Additionally, Russia's central bank added 232,510 troy oz (over 7 tonnes) of gold to its reserves in August, bringing the total to 1,112.5 tonnes of the yellow metal. The Russians were not alone in this endeavor, as their neighbors in Kazakhstan (+24.7 tonnes), Azerbaijan, and Ukraine all made deposits to gold reserves. The Turkish central bank also added 3 tonnes of gold to its reserves, bringing its total to 511.6 tonnes--the 12th highest gold reserves in the world, according to the IMF. These net gold buyers appear to be strategically hedging against the upheaval and uncertainty in the regions surrounding the Levant and the Black Sea.

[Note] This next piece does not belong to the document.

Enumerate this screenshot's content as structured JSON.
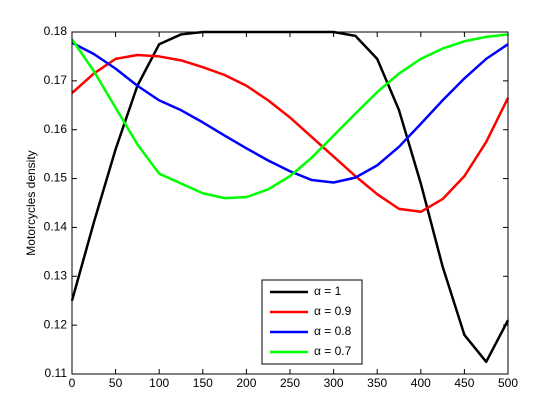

Economic News Affecting Gold
New home sales jumped 18% in August, reaching a 5-year high. Taken in tandem with a 14-year low for first-time jobless claims, all indications point to a quickening pace for economic growth in the U.S.
Durable goods orders in the U.S. fell by 18.2% in August, however, somewhat dampening dovish activity in the markets. This followed a staggering 22.5% increase in durable goods orders for July; both volatile swings represent record changes, but each are skewed by orders for commercial aircraft, which were abnormally high in July before falling back to earth in August. At the same time, capitals goods orders (a measurement of corporate investment) climbed higher than expected in August. Low jobless claims and greater investment in business equipment are good indicators that U.S. firms expect greater economic growth in the fourth quarter.
In policy news, Dallas Federal Reserve President Richard Fisher observed that the Fed's hyper-accommodative stimulus and monetary policies have generated potential bubbles, especially in the junk bond market, due to a growing lack of risk aversion among equities investors. Similarly, Euro stocks rose on Draghi's assertion that the ECB will do "whatever it takes" to kickstart the economy. Fisher predicted that the markets will continue to "test" the Fed and the ECB on these easy-money policies as they seek out higher and higher yields with less aversion to risk.
Thursday marks the options expiry for gold and silver on the Comex, as investors must close out or rollover their positions on the metals. The consumer sentiment index and GDP growth data will both be released on Friday morning.